# Velodyne SPL-1200/1500R VS SVS PB13-Ultra VS SS RL-P15 design????



## Guest (Mar 2, 2008)

Hi,

Its time for a subwoofer, its come down to:

Velodyne SPL-1200R
Velodyne SPL-1500R
SVS PB13-Ultra
SS RL-P15 2ohm ported with EP2500

and the quest for hard deep bass for action movies.....


----------



## mike c (Apr 25, 2006)

i dont know about the DIY option...
but if you have the space, get the ultra (over the other two velos)


----------



## Sonnie (Apr 11, 2006)

The Ultra is a very nice performing sub that you will not be disappointed in. 

If you are willing and have time to build and finish your own, you may save a few bucks with the RL-p15 DIY route, but I believe it would take an LLT to make it out-perform the Ultra... and then it may not be all that noticeable. You could tune it little lower if you wanted, but that would only benefit you on extreme occasions.


----------



## Josuah (Apr 26, 2006)

The Ultra will be a better choice for digging deeper and explosions in movies. Both the Velodynes are excellent subwoofers too, but probably not as good as the Ultra based on your simple criteria of action movies.


----------



## Guest (Mar 4, 2008)

Thanks 

I listened to the SPL1200 and found it abit lacking in the punch and power.

Ultra does seem the best performer at the moment. 

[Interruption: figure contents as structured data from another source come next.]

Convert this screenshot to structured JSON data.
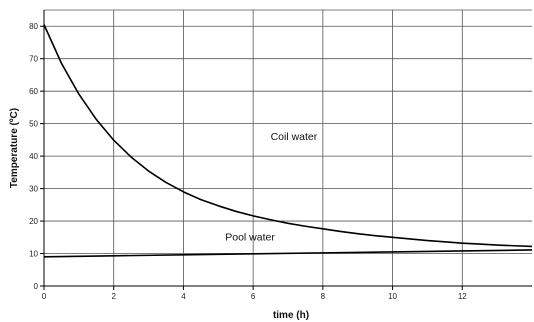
{
  "chart_data": {
    "type": "line",
    "xlabel": "time (h)",
    "ylabel": "Temperature (ºC)",
    "xlim": [
      0,
      14
    ],
    "ylim": [
      0,
      85
    ],
    "xticks": [
      0,
      2,
      4,
      6,
      8,
      10,
      12
    ],
    "yticks": [
      0,
      10,
      20,
      30,
      40,
      50,
      60,
      70,
      80
    ],
    "grid": true,
    "legend": "none",
    "series": [
      {
        "name": "Coil water",
        "color": "#000000",
        "x": [
          0,
          0.5,
          1,
          1.5,
          2,
          2.5,
          3,
          3.5,
          4,
          4.5,
          5,
          5.5,
          6,
          6.5,
          7,
          7.5,
          8,
          8.5,
          9,
          9.5,
          10,
          10.5,
          11,
          11.5,
          12,
          12.5,
          13,
          13.5,
          14
        ],
        "values": [
          80.5,
          68.6,
          59.1,
          51.3,
          44.9,
          39.7,
          35.4,
          31.9,
          29.0,
          26.6,
          24.7,
          23.0,
          21.6,
          20.4,
          19.3,
          18.4,
          17.6,
          16.8,
          16.1,
          15.5,
          15.0,
          14.5,
          14.0,
          13.6,
          13.2,
          12.9,
          12.6,
          12.4,
          12.2
        ]
      },
      {
        "name": "Pool water",
        "color": "#000000",
        "x": [
          0,
          2,
          4,
          6,
          8,
          10,
          12,
          14
        ],
        "values": [
          9.0,
          9.3,
          9.6,
          9.9,
          10.2,
          10.5,
          10.8,
          11.1
        ]
      }
    ],
    "annotations": [
      {
        "text": "Coil water",
        "x": 6.5,
        "y": 45
      },
      {
        "text": "Pool water",
        "x": 5.2,
        "y": 14
      }
    ]
  }
}
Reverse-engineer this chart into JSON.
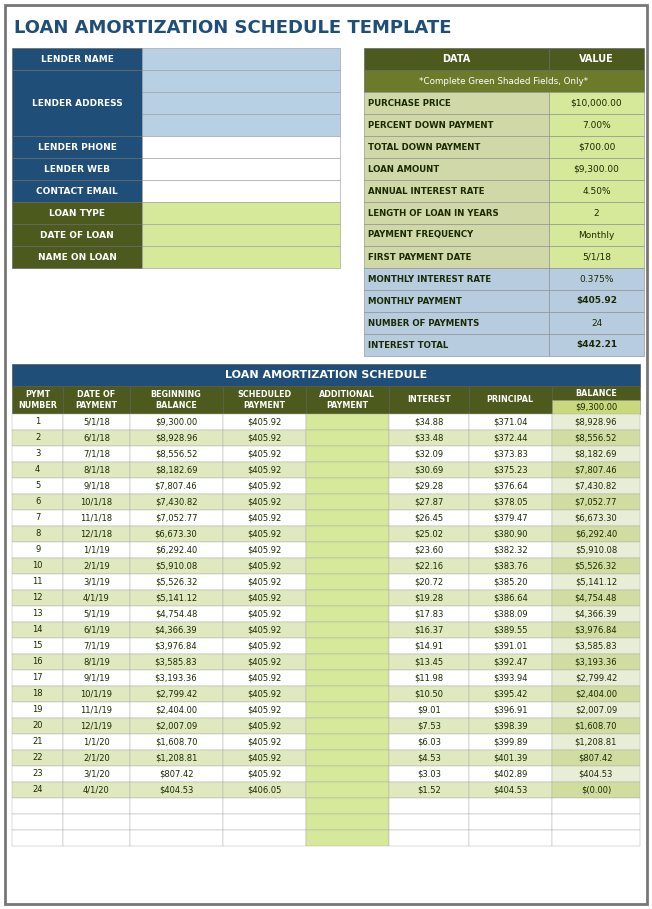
{
  "title": "LOAN AMORTIZATION SCHEDULE TEMPLATE",
  "title_color": "#1F4E79",
  "title_fontsize": 13,
  "bg_color": "#FFFFFF",
  "lender_label_bg_dark": "#1F4E79",
  "lender_label_bg_olive": "#4D5A1E",
  "lender_value_bg_light": "#B8D0E4",
  "lender_value_bg_white": "#FFFFFF",
  "lender_value_bg_green": "#D6E89A",
  "data_header": [
    "DATA",
    "VALUE"
  ],
  "data_header_bg": "#4D5A1E",
  "data_header_fg": "#FFFFFF",
  "data_subtitle": "*Complete Green Shaded Fields, Only*",
  "data_subtitle_bg": "#6B7B2A",
  "data_subtitle_fg": "#FFFFFF",
  "data_rows": [
    [
      "PURCHASE PRICE",
      "$10,000.00"
    ],
    [
      "PERCENT DOWN PAYMENT",
      "7.00%"
    ],
    [
      "TOTAL DOWN PAYMENT",
      "$700.00"
    ],
    [
      "LOAN AMOUNT",
      "$9,300.00"
    ],
    [
      "ANNUAL INTEREST RATE",
      "4.50%"
    ],
    [
      "LENGTH OF LOAN IN YEARS",
      "2"
    ],
    [
      "PAYMENT FREQUENCY",
      "Monthly"
    ],
    [
      "FIRST PAYMENT DATE",
      "5/1/18"
    ]
  ],
  "data_row_bg_label": "#D0D8A8",
  "data_row_bg_value_green": "#D6E89A",
  "data_row_bg_value_white": "#FFFFFF",
  "data_calc_rows": [
    [
      "MONTHLY INTEREST RATE",
      "0.375%",
      false
    ],
    [
      "MONTHLY PAYMENT",
      "$405.92",
      true
    ],
    [
      "NUMBER OF PAYMENTS",
      "24",
      false
    ],
    [
      "INTEREST TOTAL",
      "$442.21",
      true
    ]
  ],
  "data_calc_bg_label": "#B8CCE0",
  "data_calc_bg_value": "#B8CCE0",
  "sched_header": "LOAN AMORTIZATION SCHEDULE",
  "sched_header_bg": "#1F4E79",
  "sched_header_fg": "#FFFFFF",
  "sched_col_bg": "#4D5A1E",
  "sched_col_fg": "#FFFFFF",
  "sched_cols": [
    "PYMT\nNUMBER",
    "DATE OF\nPAYMENT",
    "BEGINNING\nBALANCE",
    "SCHEDULED\nPAYMENT",
    "ADDITIONAL\nPAYMENT",
    "INTEREST",
    "PRINCIPAL",
    "BALANCE"
  ],
  "sched_balance_init": "$9,300.00",
  "sched_balance_init_bg": "#C8D87A",
  "sched_rows": [
    [
      "1",
      "5/1/18",
      "$9,300.00",
      "$405.92",
      "",
      "$34.88",
      "$371.04",
      "$8,928.96"
    ],
    [
      "2",
      "6/1/18",
      "$8,928.96",
      "$405.92",
      "",
      "$33.48",
      "$372.44",
      "$8,556.52"
    ],
    [
      "3",
      "7/1/18",
      "$8,556.52",
      "$405.92",
      "",
      "$32.09",
      "$373.83",
      "$8,182.69"
    ],
    [
      "4",
      "8/1/18",
      "$8,182.69",
      "$405.92",
      "",
      "$30.69",
      "$375.23",
      "$7,807.46"
    ],
    [
      "5",
      "9/1/18",
      "$7,807.46",
      "$405.92",
      "",
      "$29.28",
      "$376.64",
      "$7,430.82"
    ],
    [
      "6",
      "10/1/18",
      "$7,430.82",
      "$405.92",
      "",
      "$27.87",
      "$378.05",
      "$7,052.77"
    ],
    [
      "7",
      "11/1/18",
      "$7,052.77",
      "$405.92",
      "",
      "$26.45",
      "$379.47",
      "$6,673.30"
    ],
    [
      "8",
      "12/1/18",
      "$6,673.30",
      "$405.92",
      "",
      "$25.02",
      "$380.90",
      "$6,292.40"
    ],
    [
      "9",
      "1/1/19",
      "$6,292.40",
      "$405.92",
      "",
      "$23.60",
      "$382.32",
      "$5,910.08"
    ],
    [
      "10",
      "2/1/19",
      "$5,910.08",
      "$405.92",
      "",
      "$22.16",
      "$383.76",
      "$5,526.32"
    ],
    [
      "11",
      "3/1/19",
      "$5,526.32",
      "$405.92",
      "",
      "$20.72",
      "$385.20",
      "$5,141.12"
    ],
    [
      "12",
      "4/1/19",
      "$5,141.12",
      "$405.92",
      "",
      "$19.28",
      "$386.64",
      "$4,754.48"
    ],
    [
      "13",
      "5/1/19",
      "$4,754.48",
      "$405.92",
      "",
      "$17.83",
      "$388.09",
      "$4,366.39"
    ],
    [
      "14",
      "6/1/19",
      "$4,366.39",
      "$405.92",
      "",
      "$16.37",
      "$389.55",
      "$3,976.84"
    ],
    [
      "15",
      "7/1/19",
      "$3,976.84",
      "$405.92",
      "",
      "$14.91",
      "$391.01",
      "$3,585.83"
    ],
    [
      "16",
      "8/1/19",
      "$3,585.83",
      "$405.92",
      "",
      "$13.45",
      "$392.47",
      "$3,193.36"
    ],
    [
      "17",
      "9/1/19",
      "$3,193.36",
      "$405.92",
      "",
      "$11.98",
      "$393.94",
      "$2,799.42"
    ],
    [
      "18",
      "10/1/19",
      "$2,799.42",
      "$405.92",
      "",
      "$10.50",
      "$395.42",
      "$2,404.00"
    ],
    [
      "19",
      "11/1/19",
      "$2,404.00",
      "$405.92",
      "",
      "$9.01",
      "$396.91",
      "$2,007.09"
    ],
    [
      "20",
      "12/1/19",
      "$2,007.09",
      "$405.92",
      "",
      "$7.53",
      "$398.39",
      "$1,608.70"
    ],
    [
      "21",
      "1/1/20",
      "$1,608.70",
      "$405.92",
      "",
      "$6.03",
      "$399.89",
      "$1,208.81"
    ],
    [
      "22",
      "2/1/20",
      "$1,208.81",
      "$405.92",
      "",
      "$4.53",
      "$401.39",
      "$807.42"
    ],
    [
      "23",
      "3/1/20",
      "$807.42",
      "$405.92",
      "",
      "$3.03",
      "$402.89",
      "$404.53"
    ],
    [
      "24",
      "4/1/20",
      "$404.53",
      "$406.05",
      "",
      "$1.52",
      "$404.53",
      "$(0.00)"
    ]
  ],
  "sched_row_bg_white": "#FFFFFF",
  "sched_row_bg_green": "#E0E8C0",
  "sched_additional_bg": "#D6E89A",
  "sched_balance_col_bg_white": "#E8EED5",
  "sched_balance_col_bg_green": "#D0DCA0"
}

The DIY option is 1/3 of the price of the Ultra.


----------



## a1161979 (Aug 26, 2007)

If the DIY option is 1/3 the price then why not build 2 :T Im sure that 2 SS RL-P15 will show the ultra a thing or two, plus you get the fun of the build as well as the added pride of ownership when your done, not to mention a better result

Now head over to the DIY thread right now :foottap:


----------